José António Moreira, Jornal i,
“Não era uma experiência muito recorrente. Mas sempre que acontecia era desagradável. Desta vez não foi diferente. A convocatória da Administração Tributária (AT) deixara-o nervoso. Pelo caminho ia pensando na razão para ser chamado à repartição de finanças. Na sua atual situação de desempregado, em vias de terminar de receber o subsídio de desemprego, não conseguia descortinar qual poderia ser essa razão. Tentou não pensar no assunto, estugando o passo a caminho da repartição. Quando aí chegou recolheu a senha de atendimento e aguardou. Chamaram o seu número, avançou.
- Recebi esta convocatória … – e entregou a folha vincada ao funcionário que o atendia.
- Um momento. Vou buscar o processo.
Os minutos passaram, lentos, o funcionário não voltava.
- Desculpe a demora, mas são tantos os processos … – e olhou para as folhas dentro da capa. – Necessitamos que justifique uma verba que foi transferida para a sua conta bancária no ano passado, no montante de 2000 euros e que não consta da sua declaração anual de rendimentos.
– Uma verba … em Outubro? – perguntou, enquanto organizava as ideias, pois as verbas na sua conta não eram assim tantas que as pudesse esquecer. – Foi uma ajuda que recebi da minha irmã, que é madrinha do meu rapaz, para ajudar a pagar as suas propinas e despesas do estudo. Como deve constar aí do processo, estou desempregado há já uns tempos e estava na eminência de ter de tirar o rapaz da Faculdade por incapacidade de pagar as propinas.
– Muito bem – disse o funcionário, enquanto pesquisava no terminal. – Acontece que não declarou essa doação através do “Modelo 1 - Imposto selo”, para participação de transmissão gratuita.
– Declaração desse montante? Porquê, se é uma ajuda recebida de um familiar?
– Não se tratando de uma doação entre ascendentes ou descendentes ou em favor do cônjuge ou do unido de facto e sendo superior a 500 euros, tem de ser declarada por quem a recebe e é passível de tributação em Imposto de Selo à taxa de dez por cento.

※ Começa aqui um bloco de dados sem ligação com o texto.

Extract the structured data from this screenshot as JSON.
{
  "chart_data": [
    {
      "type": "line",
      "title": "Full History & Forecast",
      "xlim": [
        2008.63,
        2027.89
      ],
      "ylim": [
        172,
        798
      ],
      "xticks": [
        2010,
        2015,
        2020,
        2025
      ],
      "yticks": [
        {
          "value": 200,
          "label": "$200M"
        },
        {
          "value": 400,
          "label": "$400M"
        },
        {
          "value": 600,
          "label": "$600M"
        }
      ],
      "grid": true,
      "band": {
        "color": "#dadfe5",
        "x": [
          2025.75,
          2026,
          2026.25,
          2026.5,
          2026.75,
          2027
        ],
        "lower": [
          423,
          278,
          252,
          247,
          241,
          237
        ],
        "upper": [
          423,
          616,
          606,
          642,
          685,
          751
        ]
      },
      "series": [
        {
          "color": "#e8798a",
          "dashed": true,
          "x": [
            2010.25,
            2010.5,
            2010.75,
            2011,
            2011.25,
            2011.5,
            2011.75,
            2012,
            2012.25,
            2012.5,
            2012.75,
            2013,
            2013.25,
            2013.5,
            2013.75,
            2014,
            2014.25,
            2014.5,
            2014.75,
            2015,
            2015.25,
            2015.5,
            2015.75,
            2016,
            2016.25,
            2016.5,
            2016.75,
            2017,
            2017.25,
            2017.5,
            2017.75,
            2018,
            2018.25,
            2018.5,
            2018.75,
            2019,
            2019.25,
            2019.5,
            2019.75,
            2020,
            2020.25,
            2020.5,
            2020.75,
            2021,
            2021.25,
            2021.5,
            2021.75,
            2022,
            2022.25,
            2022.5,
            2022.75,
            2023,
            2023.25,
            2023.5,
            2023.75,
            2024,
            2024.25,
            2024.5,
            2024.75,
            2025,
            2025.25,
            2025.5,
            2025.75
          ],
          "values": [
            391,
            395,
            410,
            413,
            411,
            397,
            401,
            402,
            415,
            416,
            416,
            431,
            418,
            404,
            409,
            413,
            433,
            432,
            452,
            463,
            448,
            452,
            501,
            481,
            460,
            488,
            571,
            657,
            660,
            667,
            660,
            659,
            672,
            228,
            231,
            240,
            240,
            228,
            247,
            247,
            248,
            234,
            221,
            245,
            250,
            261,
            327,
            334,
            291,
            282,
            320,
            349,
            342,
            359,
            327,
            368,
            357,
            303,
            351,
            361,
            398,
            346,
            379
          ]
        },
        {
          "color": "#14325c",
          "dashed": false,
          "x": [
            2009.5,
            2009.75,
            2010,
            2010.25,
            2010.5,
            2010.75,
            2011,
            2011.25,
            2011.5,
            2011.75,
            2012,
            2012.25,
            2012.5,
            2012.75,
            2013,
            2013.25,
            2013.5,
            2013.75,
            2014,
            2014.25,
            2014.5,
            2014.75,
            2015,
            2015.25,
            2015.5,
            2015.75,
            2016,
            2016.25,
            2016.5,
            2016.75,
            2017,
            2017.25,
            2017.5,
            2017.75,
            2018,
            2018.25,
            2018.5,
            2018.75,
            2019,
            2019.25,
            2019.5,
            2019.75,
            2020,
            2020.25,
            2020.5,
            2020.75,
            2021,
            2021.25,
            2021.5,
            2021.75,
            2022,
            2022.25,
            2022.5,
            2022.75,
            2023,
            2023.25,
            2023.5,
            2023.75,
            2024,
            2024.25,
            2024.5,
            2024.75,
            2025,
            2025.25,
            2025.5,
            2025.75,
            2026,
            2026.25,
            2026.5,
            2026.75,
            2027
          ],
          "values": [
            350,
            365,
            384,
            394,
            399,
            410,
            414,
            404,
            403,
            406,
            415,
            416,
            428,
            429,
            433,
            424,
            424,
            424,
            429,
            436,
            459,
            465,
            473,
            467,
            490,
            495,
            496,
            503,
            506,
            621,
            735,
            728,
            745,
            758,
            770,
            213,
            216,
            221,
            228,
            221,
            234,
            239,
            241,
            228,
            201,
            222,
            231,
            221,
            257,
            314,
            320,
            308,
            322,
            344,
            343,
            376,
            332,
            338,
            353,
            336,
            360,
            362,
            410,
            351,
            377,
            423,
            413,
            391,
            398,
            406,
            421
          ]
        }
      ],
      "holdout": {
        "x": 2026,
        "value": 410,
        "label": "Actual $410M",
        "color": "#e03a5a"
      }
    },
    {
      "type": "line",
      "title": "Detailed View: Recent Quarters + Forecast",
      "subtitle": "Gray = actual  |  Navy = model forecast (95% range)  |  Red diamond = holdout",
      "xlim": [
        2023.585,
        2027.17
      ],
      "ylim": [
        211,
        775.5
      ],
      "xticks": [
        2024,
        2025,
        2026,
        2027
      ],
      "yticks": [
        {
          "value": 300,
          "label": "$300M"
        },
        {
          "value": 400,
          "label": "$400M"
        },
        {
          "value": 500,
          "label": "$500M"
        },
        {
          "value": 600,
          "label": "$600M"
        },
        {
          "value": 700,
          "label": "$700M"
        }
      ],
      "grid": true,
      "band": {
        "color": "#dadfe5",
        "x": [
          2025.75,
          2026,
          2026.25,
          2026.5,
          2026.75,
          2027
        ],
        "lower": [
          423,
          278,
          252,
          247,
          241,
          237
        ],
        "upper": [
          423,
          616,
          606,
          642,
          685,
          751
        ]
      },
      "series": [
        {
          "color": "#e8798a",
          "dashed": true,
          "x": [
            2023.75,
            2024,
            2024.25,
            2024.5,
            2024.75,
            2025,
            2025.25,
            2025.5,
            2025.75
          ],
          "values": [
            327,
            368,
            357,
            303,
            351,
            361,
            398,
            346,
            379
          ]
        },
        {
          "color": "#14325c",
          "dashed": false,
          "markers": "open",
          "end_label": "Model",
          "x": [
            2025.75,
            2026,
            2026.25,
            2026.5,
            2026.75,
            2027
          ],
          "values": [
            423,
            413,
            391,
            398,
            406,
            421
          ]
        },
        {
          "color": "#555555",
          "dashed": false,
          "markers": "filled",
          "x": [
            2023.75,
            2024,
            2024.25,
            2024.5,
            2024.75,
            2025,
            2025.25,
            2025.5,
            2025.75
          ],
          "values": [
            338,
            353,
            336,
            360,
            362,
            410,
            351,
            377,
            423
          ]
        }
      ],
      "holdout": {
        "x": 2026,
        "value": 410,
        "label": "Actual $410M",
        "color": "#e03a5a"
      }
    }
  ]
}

Como não a declarou em devido tempo, irá ter que pagar juros compensatórios e uma coima que poderá variar entre o valor da prestação em falta e o seu dobro.
– Mas o facto de eu estar desempregado, de isso ser uma ajuda de um familiar para me ajudar a sobreviver neste período mau …
– Podem ser atenuantes na definição do montante da coima – disse o funcionário, algo abruptamente, dando por terminado o encontro.
Deu consigo na rua, sem saber bem para onde ia. Nem lhe ocorrera perguntar como tinha a AT sabido que recebera aquele montante. Sentia uma revolta interior tão grande, tão grande, que faria explodir o mundo naquele momento se tivesse condições para tal.”
Trata-se de uma situação ficcionada. Porém, acredito que a sua ocorrência seria muito frequente se a AT tivesse (ainda maior) possibilidade de vasculhar as contas de cada cidadão. Em tempos de dificuldades como os que se vivem, com o desemprego e o corte nos rendimentos a afetarem todas as famílias, não é de estranhar que, sobretudo no interior destas, as pessoas se entreajudem.
As dificuldades financeiras do Estado levam-no à redução das prestações sociais, provocando o incremento desses fluxos de solidariedade. Qual predador atento, tributa-os, abocanhando uma parte. Um paradoxo.
Sou contra a fraude fiscal. Mas há situações particulares, como a ficcionada, em que me interrogo se ela não será moralmente justificada.